How bout that Canadian, eh?
While more heralded colleagues such as the Bravo brothers came and went cheaply – Darren followed Dwayne’s duck by falling for 1 playing back to Mohammad Hafeez – Hamza Tariq provided a crucial 18. Other than Munro’s three sixes off Nabi in the sixth over, the only boundary struck by Knight Riders in the first ten overs came from Tariq. The rest of his knock comprised mainly of back-foot shovels to the leg side. Nothing glamorous, but it did the job.

Flying the Coop
Knight Riders lost three more wickets in the first five overs after drinks, culminating in Tabraiz Shamsi’s dismissal of Searles for 2 to make it 90 for 7. Depending on your video-game cartoon of choice, Shamsi looked like he celebrated by doing a sub-zero freeze from Mortal Kombat and Patriots appeared to have thrown ice on the Knight Riders chase.
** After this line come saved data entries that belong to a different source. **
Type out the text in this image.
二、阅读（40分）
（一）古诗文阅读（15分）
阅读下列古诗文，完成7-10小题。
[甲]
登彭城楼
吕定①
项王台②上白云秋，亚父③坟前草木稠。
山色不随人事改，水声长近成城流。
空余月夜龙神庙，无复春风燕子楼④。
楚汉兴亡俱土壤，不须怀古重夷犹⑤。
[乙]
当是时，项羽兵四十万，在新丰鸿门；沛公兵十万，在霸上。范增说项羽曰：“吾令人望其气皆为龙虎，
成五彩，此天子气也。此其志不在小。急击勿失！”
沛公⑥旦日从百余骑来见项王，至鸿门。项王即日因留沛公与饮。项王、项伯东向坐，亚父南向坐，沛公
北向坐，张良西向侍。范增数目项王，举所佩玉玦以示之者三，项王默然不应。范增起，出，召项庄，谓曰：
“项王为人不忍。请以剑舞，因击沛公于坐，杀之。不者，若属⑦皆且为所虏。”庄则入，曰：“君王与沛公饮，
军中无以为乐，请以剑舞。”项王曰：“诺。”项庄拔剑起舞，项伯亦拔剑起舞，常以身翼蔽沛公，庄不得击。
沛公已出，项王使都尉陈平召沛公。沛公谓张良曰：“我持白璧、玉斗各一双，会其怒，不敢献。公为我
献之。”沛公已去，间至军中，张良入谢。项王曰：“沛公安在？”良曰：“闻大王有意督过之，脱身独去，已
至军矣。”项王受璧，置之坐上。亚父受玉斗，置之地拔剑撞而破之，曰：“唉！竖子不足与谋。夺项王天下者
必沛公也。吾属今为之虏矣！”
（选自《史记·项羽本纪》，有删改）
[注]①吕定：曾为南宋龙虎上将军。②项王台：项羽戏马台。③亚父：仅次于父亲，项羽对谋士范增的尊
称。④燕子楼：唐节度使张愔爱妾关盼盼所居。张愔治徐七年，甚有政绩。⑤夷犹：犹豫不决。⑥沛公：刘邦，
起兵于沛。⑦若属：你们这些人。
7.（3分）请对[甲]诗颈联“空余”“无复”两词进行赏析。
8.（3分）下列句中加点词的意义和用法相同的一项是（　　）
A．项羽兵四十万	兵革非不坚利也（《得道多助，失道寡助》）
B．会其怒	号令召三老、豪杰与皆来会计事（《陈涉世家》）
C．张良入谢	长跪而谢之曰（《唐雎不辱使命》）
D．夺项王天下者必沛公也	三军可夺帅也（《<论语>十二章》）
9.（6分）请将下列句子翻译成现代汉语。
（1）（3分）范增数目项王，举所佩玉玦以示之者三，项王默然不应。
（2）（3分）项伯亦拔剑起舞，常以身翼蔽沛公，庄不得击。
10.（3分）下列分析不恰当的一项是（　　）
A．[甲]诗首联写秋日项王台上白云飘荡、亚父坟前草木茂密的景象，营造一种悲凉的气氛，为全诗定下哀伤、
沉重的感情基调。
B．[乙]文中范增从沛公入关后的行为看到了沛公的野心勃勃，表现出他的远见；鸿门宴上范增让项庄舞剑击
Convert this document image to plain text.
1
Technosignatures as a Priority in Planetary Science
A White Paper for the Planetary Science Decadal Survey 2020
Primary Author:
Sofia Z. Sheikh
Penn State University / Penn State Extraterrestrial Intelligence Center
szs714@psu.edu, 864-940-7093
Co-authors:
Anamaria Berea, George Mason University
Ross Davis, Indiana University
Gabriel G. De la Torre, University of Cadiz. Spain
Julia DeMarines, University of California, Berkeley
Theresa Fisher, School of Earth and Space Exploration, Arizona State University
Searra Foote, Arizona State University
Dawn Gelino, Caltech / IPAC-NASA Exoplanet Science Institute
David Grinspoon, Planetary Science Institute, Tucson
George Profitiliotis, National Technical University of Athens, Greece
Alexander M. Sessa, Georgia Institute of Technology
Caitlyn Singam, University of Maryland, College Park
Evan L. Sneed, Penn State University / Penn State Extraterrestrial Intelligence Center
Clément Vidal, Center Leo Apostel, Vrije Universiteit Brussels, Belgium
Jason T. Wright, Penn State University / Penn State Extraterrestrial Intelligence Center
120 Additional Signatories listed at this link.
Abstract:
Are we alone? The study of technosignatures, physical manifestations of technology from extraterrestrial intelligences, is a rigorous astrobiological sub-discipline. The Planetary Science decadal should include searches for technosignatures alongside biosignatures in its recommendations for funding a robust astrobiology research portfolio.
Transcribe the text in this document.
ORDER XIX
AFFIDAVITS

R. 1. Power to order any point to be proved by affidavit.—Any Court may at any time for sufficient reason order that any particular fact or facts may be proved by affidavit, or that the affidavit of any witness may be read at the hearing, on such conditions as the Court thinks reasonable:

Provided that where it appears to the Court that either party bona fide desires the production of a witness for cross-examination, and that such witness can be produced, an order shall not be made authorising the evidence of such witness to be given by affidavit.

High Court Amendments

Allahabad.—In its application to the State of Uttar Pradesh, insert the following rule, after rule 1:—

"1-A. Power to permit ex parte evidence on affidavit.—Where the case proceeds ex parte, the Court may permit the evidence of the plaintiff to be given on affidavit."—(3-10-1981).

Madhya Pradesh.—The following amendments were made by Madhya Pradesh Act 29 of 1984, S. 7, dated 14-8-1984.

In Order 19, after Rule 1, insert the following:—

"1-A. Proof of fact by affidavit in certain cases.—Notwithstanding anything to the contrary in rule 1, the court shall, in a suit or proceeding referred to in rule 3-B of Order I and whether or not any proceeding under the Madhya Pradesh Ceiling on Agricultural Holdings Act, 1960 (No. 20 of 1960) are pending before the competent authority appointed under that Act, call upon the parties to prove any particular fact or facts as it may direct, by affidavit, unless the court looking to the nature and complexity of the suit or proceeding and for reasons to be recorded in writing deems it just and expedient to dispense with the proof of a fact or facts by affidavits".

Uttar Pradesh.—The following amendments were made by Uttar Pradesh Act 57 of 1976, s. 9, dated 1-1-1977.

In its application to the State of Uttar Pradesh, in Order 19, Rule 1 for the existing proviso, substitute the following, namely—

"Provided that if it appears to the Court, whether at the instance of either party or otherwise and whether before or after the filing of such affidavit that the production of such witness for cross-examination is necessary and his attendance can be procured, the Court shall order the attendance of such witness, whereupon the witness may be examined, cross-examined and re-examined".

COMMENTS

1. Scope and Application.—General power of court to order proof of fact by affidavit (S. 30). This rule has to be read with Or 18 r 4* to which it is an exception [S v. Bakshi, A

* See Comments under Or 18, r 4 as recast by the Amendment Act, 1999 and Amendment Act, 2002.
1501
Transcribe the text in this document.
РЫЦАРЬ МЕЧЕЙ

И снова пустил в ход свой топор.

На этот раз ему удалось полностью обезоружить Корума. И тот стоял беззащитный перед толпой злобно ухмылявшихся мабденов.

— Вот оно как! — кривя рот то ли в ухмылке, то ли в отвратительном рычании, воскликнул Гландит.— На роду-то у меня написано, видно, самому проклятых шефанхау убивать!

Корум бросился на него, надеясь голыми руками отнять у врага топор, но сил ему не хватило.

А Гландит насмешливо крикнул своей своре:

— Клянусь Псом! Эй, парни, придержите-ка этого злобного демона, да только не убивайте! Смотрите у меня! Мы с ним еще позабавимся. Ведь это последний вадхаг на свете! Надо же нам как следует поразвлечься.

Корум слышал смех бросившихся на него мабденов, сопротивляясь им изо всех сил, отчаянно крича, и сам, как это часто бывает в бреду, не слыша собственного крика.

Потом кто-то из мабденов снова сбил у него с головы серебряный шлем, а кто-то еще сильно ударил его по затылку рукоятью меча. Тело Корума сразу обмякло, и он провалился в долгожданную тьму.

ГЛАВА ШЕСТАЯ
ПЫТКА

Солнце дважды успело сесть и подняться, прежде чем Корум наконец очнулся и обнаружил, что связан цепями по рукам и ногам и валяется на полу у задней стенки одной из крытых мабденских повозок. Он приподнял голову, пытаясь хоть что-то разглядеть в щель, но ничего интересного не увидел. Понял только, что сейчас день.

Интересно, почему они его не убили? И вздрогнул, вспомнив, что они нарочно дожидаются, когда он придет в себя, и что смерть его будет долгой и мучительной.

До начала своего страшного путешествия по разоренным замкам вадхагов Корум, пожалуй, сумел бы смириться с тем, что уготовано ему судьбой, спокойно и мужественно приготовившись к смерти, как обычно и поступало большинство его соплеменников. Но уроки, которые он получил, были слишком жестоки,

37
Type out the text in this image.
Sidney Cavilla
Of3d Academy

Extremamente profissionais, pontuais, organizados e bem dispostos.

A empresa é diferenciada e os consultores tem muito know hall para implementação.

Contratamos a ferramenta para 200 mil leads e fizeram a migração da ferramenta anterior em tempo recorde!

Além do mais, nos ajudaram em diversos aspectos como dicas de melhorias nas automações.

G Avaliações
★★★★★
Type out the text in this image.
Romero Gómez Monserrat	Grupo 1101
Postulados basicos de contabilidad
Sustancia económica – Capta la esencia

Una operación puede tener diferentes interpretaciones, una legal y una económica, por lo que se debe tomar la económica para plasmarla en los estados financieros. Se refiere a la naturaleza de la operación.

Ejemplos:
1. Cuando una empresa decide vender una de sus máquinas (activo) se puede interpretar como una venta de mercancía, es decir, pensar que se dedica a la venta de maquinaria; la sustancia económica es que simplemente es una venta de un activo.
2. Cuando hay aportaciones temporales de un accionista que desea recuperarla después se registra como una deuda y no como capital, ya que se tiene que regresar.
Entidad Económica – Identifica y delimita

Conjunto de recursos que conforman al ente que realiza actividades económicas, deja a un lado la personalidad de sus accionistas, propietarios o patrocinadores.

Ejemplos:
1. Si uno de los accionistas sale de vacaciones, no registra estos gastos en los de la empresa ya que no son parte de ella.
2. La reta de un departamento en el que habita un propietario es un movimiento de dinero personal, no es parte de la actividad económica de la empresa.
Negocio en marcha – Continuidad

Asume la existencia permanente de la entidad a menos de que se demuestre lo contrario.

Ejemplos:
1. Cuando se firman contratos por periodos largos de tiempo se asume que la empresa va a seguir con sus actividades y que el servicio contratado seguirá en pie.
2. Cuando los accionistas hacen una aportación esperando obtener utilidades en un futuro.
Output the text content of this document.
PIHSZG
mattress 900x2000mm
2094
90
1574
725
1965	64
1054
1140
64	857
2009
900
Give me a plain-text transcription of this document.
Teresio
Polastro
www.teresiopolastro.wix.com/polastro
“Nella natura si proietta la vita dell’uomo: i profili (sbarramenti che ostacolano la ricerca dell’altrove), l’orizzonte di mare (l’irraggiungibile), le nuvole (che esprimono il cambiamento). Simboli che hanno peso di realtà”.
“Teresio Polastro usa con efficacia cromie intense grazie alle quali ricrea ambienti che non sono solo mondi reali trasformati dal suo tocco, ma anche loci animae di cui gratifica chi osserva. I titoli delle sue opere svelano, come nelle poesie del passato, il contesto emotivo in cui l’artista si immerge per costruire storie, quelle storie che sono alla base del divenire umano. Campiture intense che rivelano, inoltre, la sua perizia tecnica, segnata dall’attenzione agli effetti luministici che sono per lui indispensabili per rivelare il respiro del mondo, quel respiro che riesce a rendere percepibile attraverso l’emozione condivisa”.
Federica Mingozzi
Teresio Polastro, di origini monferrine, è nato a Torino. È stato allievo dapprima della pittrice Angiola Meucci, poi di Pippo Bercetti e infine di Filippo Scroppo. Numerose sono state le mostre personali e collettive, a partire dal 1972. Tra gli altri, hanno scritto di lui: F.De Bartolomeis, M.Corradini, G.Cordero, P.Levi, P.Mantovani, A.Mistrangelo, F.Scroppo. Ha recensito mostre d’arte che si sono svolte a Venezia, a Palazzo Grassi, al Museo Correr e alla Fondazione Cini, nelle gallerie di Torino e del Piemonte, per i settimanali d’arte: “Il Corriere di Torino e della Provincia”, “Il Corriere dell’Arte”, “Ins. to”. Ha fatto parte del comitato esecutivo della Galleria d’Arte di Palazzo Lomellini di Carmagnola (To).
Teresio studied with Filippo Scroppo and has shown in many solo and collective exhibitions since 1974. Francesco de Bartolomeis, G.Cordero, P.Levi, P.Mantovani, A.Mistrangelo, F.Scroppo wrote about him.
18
But Cooper provided the initial thaw, before his hot bat totally melted the Patriots bowling away. It began in earnest when he smashed Cottrell for six over extra cover to end the 18th, bringing the equation down to 22 off 12. After a single from Ramdin put him back on strike, Hilfenhaus bowled two wides outside off. Nabi turned a potential four into two with a diving stop at midwicket off the next ball, but there was no saving the following delivery: a full toss smashed over cover that was signaled as a no-ball to boot.

A slash over backward point off the free hit brought another four and Cooper made it three boundaries in a row when he smoked Hilfenhaus again over the leg side. Two singles later, Knight Riders sealed a hard-fought victory.